After former engineer Susan Fowler wrote a blog post alleging she was sexually harassed and experienced gender discrimination during her tenure at the ride-hailing company, Uber announced that it hired former Attorney General Eric Holder to investigate the claims. The company released the report’s recommendations, which call for changes in leadership, human resources and culture, on Tuesday. The company also fired 20 staffers and its CEO Travis Kalanick announced he’ll take a leave of absence in order to grieve for his mother.

“Implementing these recommendations will improve our culture, promote fairness and accountability, and establish processes and systems to ensure the mistakes of the past will not be repeated,” Uber said in a statement about adopting the recommendations from the Holder report. “While change does not happen overnight, we’re committed to rebuilding trust with our employees, riders and drivers.”

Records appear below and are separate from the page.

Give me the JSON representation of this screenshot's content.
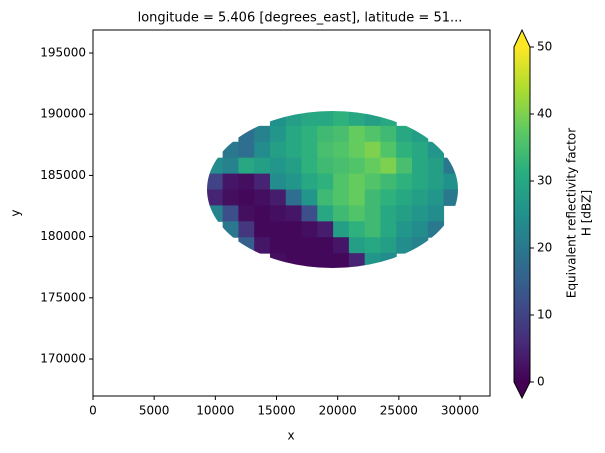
{
  "chart_data": {
    "type": "heatmap",
    "title": "longitude = 5.406 [degrees_east], latitude = 51...",
    "x_label": "x",
    "y_label": "y",
    "xlim": [
      0,
      32450
    ],
    "ylim": [
      166980,
      196880
    ],
    "xticks": [
      0,
      5000,
      10000,
      15000,
      20000,
      25000,
      30000
    ],
    "yticks": [
      170000,
      175000,
      180000,
      185000,
      190000,
      195000
    ],
    "x": [
      9950,
      11240,
      12530,
      13820,
      15110,
      16400,
      17690,
      18980,
      20270,
      21560,
      22850,
      24140,
      25430,
      26720,
      28010,
      29300
    ],
    "y": [
      189700,
      188400,
      187100,
      185800,
      184500,
      183200,
      181900,
      180600,
      179300,
      178000
    ],
    "values": [
      [
        null,
        null,
        null,
        null,
        25,
        28,
        30,
        30,
        32,
        30,
        28,
        30,
        null,
        null,
        null,
        null
      ],
      [
        null,
        null,
        18,
        22,
        26,
        30,
        32,
        34,
        35,
        38,
        36,
        34,
        30,
        28,
        null,
        null
      ],
      [
        null,
        20,
        18,
        24,
        28,
        30,
        32,
        35,
        36,
        38,
        40,
        36,
        32,
        30,
        26,
        null
      ],
      [
        24,
        22,
        30,
        28,
        26,
        28,
        32,
        34,
        35,
        36,
        38,
        40,
        35,
        30,
        28,
        20
      ],
      [
        10,
        3,
        2,
        5,
        24,
        26,
        30,
        32,
        36,
        38,
        36,
        34,
        32,
        30,
        28,
        25
      ],
      [
        5,
        2,
        1,
        2,
        4,
        18,
        26,
        34,
        36,
        38,
        34,
        32,
        30,
        28,
        26,
        20
      ],
      [
        22,
        12,
        2,
        1,
        2,
        3,
        12,
        30,
        34,
        36,
        34,
        30,
        28,
        26,
        24,
        null
      ],
      [
        null,
        20,
        8,
        1,
        1,
        1,
        2,
        4,
        28,
        32,
        34,
        30,
        26,
        24,
        20,
        null
      ],
      [
        null,
        null,
        15,
        3,
        1,
        1,
        1,
        1,
        3,
        28,
        30,
        28,
        24,
        22,
        null,
        null
      ],
      [
        null,
        null,
        null,
        null,
        2,
        1,
        1,
        1,
        1,
        5,
        26,
        24,
        null,
        null,
        null,
        null
      ]
    ],
    "colormap": "viridis",
    "colorbar": {
      "clim": [
        0,
        50
      ],
      "ticks": [
        0,
        10,
        20,
        30,
        40,
        50
      ],
      "label": [
        "Equivalent reflectivity factor",
        "H [dBZ]"
      ],
      "extend": "both"
    }
  }
}
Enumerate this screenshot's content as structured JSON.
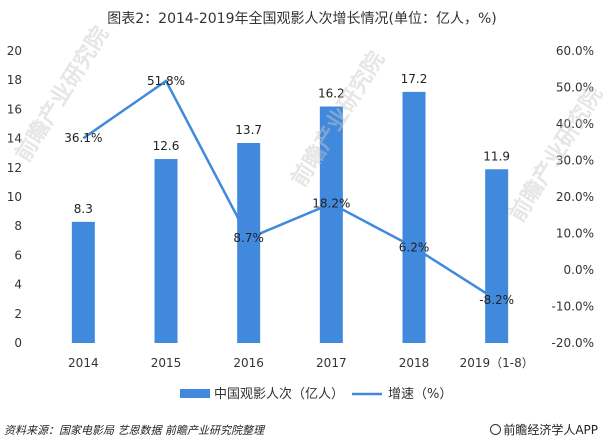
{
  "chart_data": {
    "type": "bar",
    "title": "图表2：2014-2019年全国观影人次增长情况(单位：亿人，%)",
    "categories": [
      "2014",
      "2015",
      "2016",
      "2017",
      "2018",
      "2019（1-8）"
    ],
    "series": [
      {
        "name": "中国观影人次（亿人）",
        "type": "bar",
        "axis": "left",
        "values": [
          8.3,
          12.6,
          13.7,
          16.2,
          17.2,
          11.9
        ],
        "labels": [
          "8.3",
          "12.6",
          "13.7",
          "16.2",
          "17.2",
          "11.9"
        ]
      },
      {
        "name": "增速（%）",
        "type": "line",
        "axis": "right",
        "values": [
          36.1,
          51.8,
          8.7,
          18.2,
          6.2,
          -8.2
        ],
        "labels": [
          "36.1%",
          "51.8%",
          "8.7%",
          "18.2%",
          "6.2%",
          "-8.2%"
        ]
      }
    ],
    "left_axis": {
      "ylim": [
        0,
        20
      ],
      "ticks": [
        "0",
        "2",
        "4",
        "6",
        "8",
        "10",
        "12",
        "14",
        "16",
        "18",
        "20"
      ]
    },
    "right_axis": {
      "ylim": [
        -20,
        60
      ],
      "ticks": [
        "-20.0%",
        "-10.0%",
        "0.0%",
        "10.0%",
        "20.0%",
        "30.0%",
        "40.0%",
        "50.0%",
        "60.0%"
      ]
    },
    "legend_position": "bottom",
    "grid": false
  },
  "colors": {
    "bar": "#4189dd",
    "line": "#4189dd"
  },
  "footer": {
    "source": "资料来源：国家电影局 艺恩数据 前瞻产业研究院整理",
    "brand": "前瞻经济学人APP"
  },
  "watermarks": [
    "前瞻产业研究院",
    "前瞻产业研究院",
    "前瞻产业研究院"
  ]
}
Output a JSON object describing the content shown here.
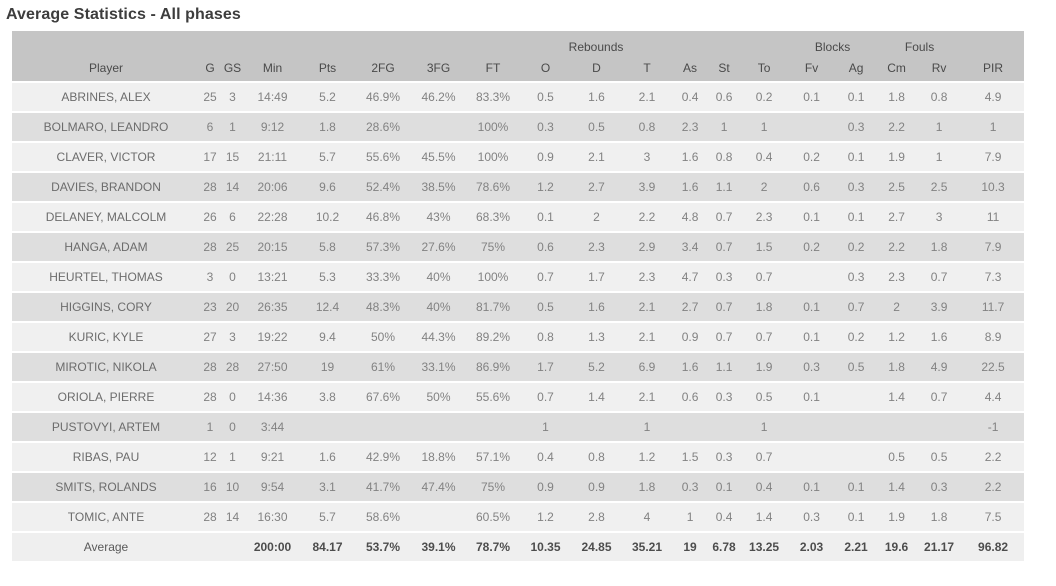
{
  "page_title": "Average Statistics - All phases",
  "colors": {
    "header_bg": "#c5c5c5",
    "row_light": "#f0f0f0",
    "row_dark": "#dedede",
    "title_text": "#3d3d3d",
    "header_text": "#4a4a4a",
    "cell_text": "#828282",
    "average_text": "#4d4d4d"
  },
  "table": {
    "group_headers": [
      {
        "label": "",
        "span": 8
      },
      {
        "label": "Rebounds",
        "span": 3
      },
      {
        "label": "",
        "span": 3
      },
      {
        "label": "Blocks",
        "span": 2
      },
      {
        "label": "Fouls",
        "span": 2
      },
      {
        "label": "",
        "span": 1
      }
    ],
    "columns": [
      "Player",
      "G",
      "GS",
      "Min",
      "Pts",
      "2FG",
      "3FG",
      "FT",
      "O",
      "D",
      "T",
      "As",
      "St",
      "To",
      "Fv",
      "Ag",
      "Cm",
      "Rv",
      "PIR"
    ],
    "rows": [
      [
        "ABRINES, ALEX",
        "25",
        "3",
        "14:49",
        "5.2",
        "46.9%",
        "46.2%",
        "83.3%",
        "0.5",
        "1.6",
        "2.1",
        "0.4",
        "0.6",
        "0.2",
        "0.1",
        "0.1",
        "1.8",
        "0.8",
        "4.9"
      ],
      [
        "BOLMARO, LEANDRO",
        "6",
        "1",
        "9:12",
        "1.8",
        "28.6%",
        "",
        "100%",
        "0.3",
        "0.5",
        "0.8",
        "2.3",
        "1",
        "1",
        "",
        "0.3",
        "2.2",
        "1",
        "1"
      ],
      [
        "CLAVER, VICTOR",
        "17",
        "15",
        "21:11",
        "5.7",
        "55.6%",
        "45.5%",
        "100%",
        "0.9",
        "2.1",
        "3",
        "1.6",
        "0.8",
        "0.4",
        "0.2",
        "0.1",
        "1.9",
        "1",
        "7.9"
      ],
      [
        "DAVIES, BRANDON",
        "28",
        "14",
        "20:06",
        "9.6",
        "52.4%",
        "38.5%",
        "78.6%",
        "1.2",
        "2.7",
        "3.9",
        "1.6",
        "1.1",
        "2",
        "0.6",
        "0.3",
        "2.5",
        "2.5",
        "10.3"
      ],
      [
        "DELANEY, MALCOLM",
        "26",
        "6",
        "22:28",
        "10.2",
        "46.8%",
        "43%",
        "68.3%",
        "0.1",
        "2",
        "2.2",
        "4.8",
        "0.7",
        "2.3",
        "0.1",
        "0.1",
        "2.7",
        "3",
        "11"
      ],
      [
        "HANGA, ADAM",
        "28",
        "25",
        "20:15",
        "5.8",
        "57.3%",
        "27.6%",
        "75%",
        "0.6",
        "2.3",
        "2.9",
        "3.4",
        "0.7",
        "1.5",
        "0.2",
        "0.2",
        "2.2",
        "1.8",
        "7.9"
      ],
      [
        "HEURTEL, THOMAS",
        "3",
        "0",
        "13:21",
        "5.3",
        "33.3%",
        "40%",
        "100%",
        "0.7",
        "1.7",
        "2.3",
        "4.7",
        "0.3",
        "0.7",
        "",
        "0.3",
        "2.3",
        "0.7",
        "7.3"
      ],
      [
        "HIGGINS, CORY",
        "23",
        "20",
        "26:35",
        "12.4",
        "48.3%",
        "40%",
        "81.7%",
        "0.5",
        "1.6",
        "2.1",
        "2.7",
        "0.7",
        "1.8",
        "0.1",
        "0.7",
        "2",
        "3.9",
        "11.7"
      ],
      [
        "KURIC, KYLE",
        "27",
        "3",
        "19:22",
        "9.4",
        "50%",
        "44.3%",
        "89.2%",
        "0.8",
        "1.3",
        "2.1",
        "0.9",
        "0.7",
        "0.7",
        "0.1",
        "0.2",
        "1.2",
        "1.6",
        "8.9"
      ],
      [
        "MIROTIC, NIKOLA",
        "28",
        "28",
        "27:50",
        "19",
        "61%",
        "33.1%",
        "86.9%",
        "1.7",
        "5.2",
        "6.9",
        "1.6",
        "1.1",
        "1.9",
        "0.3",
        "0.5",
        "1.8",
        "4.9",
        "22.5"
      ],
      [
        "ORIOLA, PIERRE",
        "28",
        "0",
        "14:36",
        "3.8",
        "67.6%",
        "50%",
        "55.6%",
        "0.7",
        "1.4",
        "2.1",
        "0.6",
        "0.3",
        "0.5",
        "0.1",
        "",
        "1.4",
        "0.7",
        "4.4"
      ],
      [
        "PUSTOVYI, ARTEM",
        "1",
        "0",
        "3:44",
        "",
        "",
        "",
        "",
        "1",
        "",
        "1",
        "",
        "",
        "1",
        "",
        "",
        "",
        "",
        "-1"
      ],
      [
        "RIBAS, PAU",
        "12",
        "1",
        "9:21",
        "1.6",
        "42.9%",
        "18.8%",
        "57.1%",
        "0.4",
        "0.8",
        "1.2",
        "1.5",
        "0.3",
        "0.7",
        "",
        "",
        "0.5",
        "0.5",
        "2.2"
      ],
      [
        "SMITS, ROLANDS",
        "16",
        "10",
        "9:54",
        "3.1",
        "41.7%",
        "47.4%",
        "75%",
        "0.9",
        "0.9",
        "1.8",
        "0.3",
        "0.1",
        "0.4",
        "0.1",
        "0.1",
        "1.4",
        "0.3",
        "2.2"
      ],
      [
        "TOMIC, ANTE",
        "28",
        "14",
        "16:30",
        "5.7",
        "58.6%",
        "",
        "60.5%",
        "1.2",
        "2.8",
        "4",
        "1",
        "0.4",
        "1.4",
        "0.3",
        "0.1",
        "1.9",
        "1.8",
        "7.5"
      ]
    ],
    "average_row": [
      "Average",
      "",
      "",
      "200:00",
      "84.17",
      "53.7%",
      "39.1%",
      "78.7%",
      "10.35",
      "24.85",
      "35.21",
      "19",
      "6.78",
      "13.25",
      "2.03",
      "2.21",
      "19.6",
      "21.17",
      "96.82"
    ]
  }
}
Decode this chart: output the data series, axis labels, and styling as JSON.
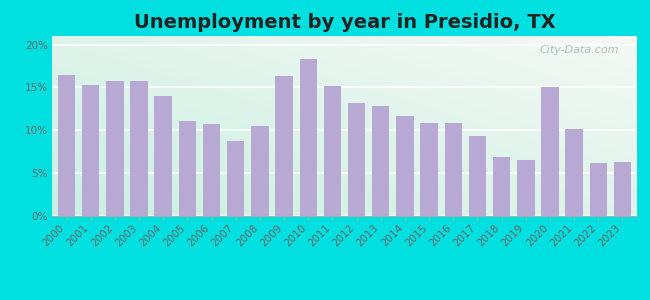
{
  "title": "Unemployment by year in Presidio, TX",
  "years": [
    2000,
    2001,
    2002,
    2003,
    2004,
    2005,
    2006,
    2007,
    2008,
    2009,
    2010,
    2011,
    2012,
    2013,
    2014,
    2015,
    2016,
    2017,
    2018,
    2019,
    2020,
    2021,
    2022,
    2023
  ],
  "values": [
    16.5,
    15.3,
    15.7,
    15.7,
    14.0,
    11.1,
    10.7,
    8.8,
    10.5,
    16.3,
    18.3,
    15.2,
    13.2,
    12.8,
    11.7,
    10.8,
    10.9,
    9.3,
    6.9,
    6.5,
    15.0,
    10.2,
    6.2,
    6.3
  ],
  "bar_color": "#b8a9d4",
  "outer_background": "#00e0e0",
  "ylim": [
    0,
    21
  ],
  "yticks": [
    0,
    5,
    10,
    15,
    20
  ],
  "ytick_labels": [
    "0%",
    "5%",
    "10%",
    "15%",
    "20%"
  ],
  "watermark_text": "City-Data.com",
  "title_fontsize": 14,
  "tick_fontsize": 7.5
}
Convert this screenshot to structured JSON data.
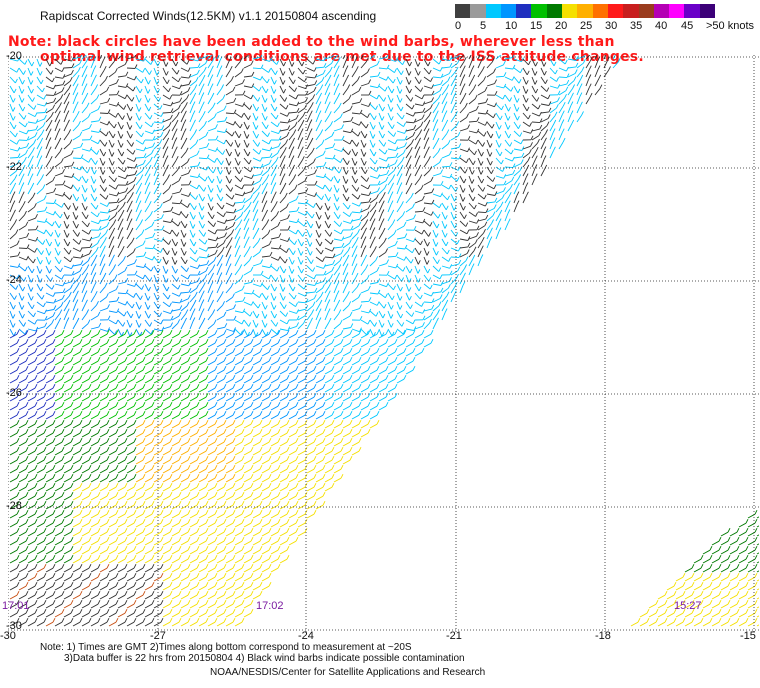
{
  "header": {
    "title": "Rapidscat Corrected Winds(12.5KM) v1.1 20150804 ascending",
    "note_line1": "Note: black circles have been added to the wind barbs, wherever less than",
    "note_line2": "optimal wind retrieval conditions are met due to the ISS attitude changes."
  },
  "legend": {
    "labels": [
      "0",
      "5",
      "10",
      "15",
      "20",
      "25",
      "30",
      "35",
      "40",
      "45",
      ">50 knots"
    ],
    "colors": [
      "#404040",
      "#9a9a9a",
      "#00c8ff",
      "#0096ff",
      "#1f2fbf",
      "#00c000",
      "#007a00",
      "#f5e000",
      "#ffb000",
      "#ff7000",
      "#ff1a1a",
      "#c81e1e",
      "#9a3c1e",
      "#b400b4",
      "#ff00ff",
      "#6a00c8",
      "#3c0078"
    ]
  },
  "map": {
    "lat_labels": [
      "-20",
      "-22",
      "-24",
      "-26",
      "-28",
      "-30"
    ],
    "lon_labels": [
      "-30",
      "-27",
      "-24",
      "-21",
      "-18",
      "-15"
    ],
    "time_labels": [
      "17:01",
      "17:02",
      "15:27"
    ]
  },
  "footer": {
    "note_line1": "Note: 1) Times are GMT 2)Times along bottom correspond to measurement at ~20S",
    "note_line2": "3)Data buffer is 22 hrs from 20150804 4) Black wind barbs indicate possible contamination",
    "credit": "NOAA/NESDIS/Center for Satellite Applications and Research"
  }
}
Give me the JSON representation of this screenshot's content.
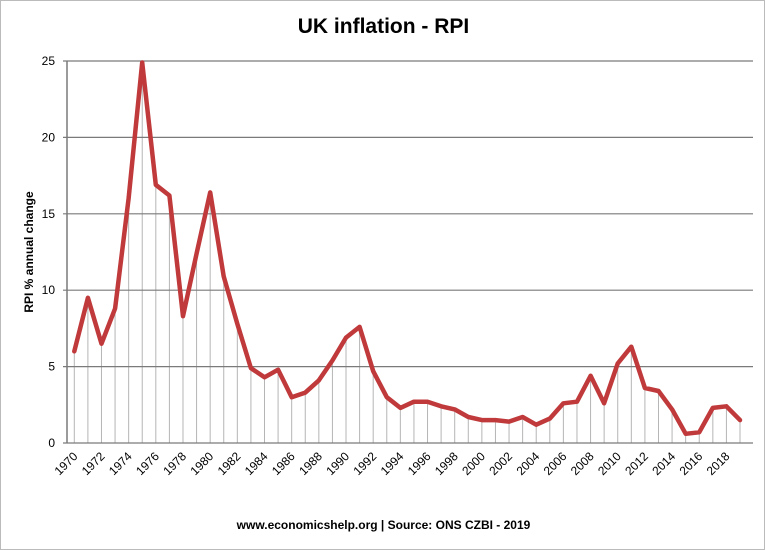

But, at Tuesday’s meeting, while board member Arianna Huffington spoke about the importance of adding women to corporate boards, fellow board member David Bonderman interrupted her to make a joke about how women talk too much. Bonderman apologized and later resigned from the board. Later at the meeting, Uber’s Human Resources Chief Liane Hornsey asked the employees in the room to stand up and give others a hug, according to the New York Times‘ Mike Isaac.

This isn’t the first time Uber has stumbled in its attempts to curb its culture. Last week, Huffington said that Kalanick had begun meditating in an office lactation room. “Literally, it was an amazing moment last week when we were in the office and he said, ‘I really need to go meditate in order to be in a place to make good decisions right now,'” Huffington said, according to CNBC. “And literally [he] went into a lactation room that happened to be open, because they don’t have meditation rooms yet. This is part of the change coming.” As some noted, a male CEO using a space reserved for nursing mothers for his personal use probably isn’t the best way to signal that women are valued at the company.

The message on social media was clear: Uber’s actions still speak louder than words.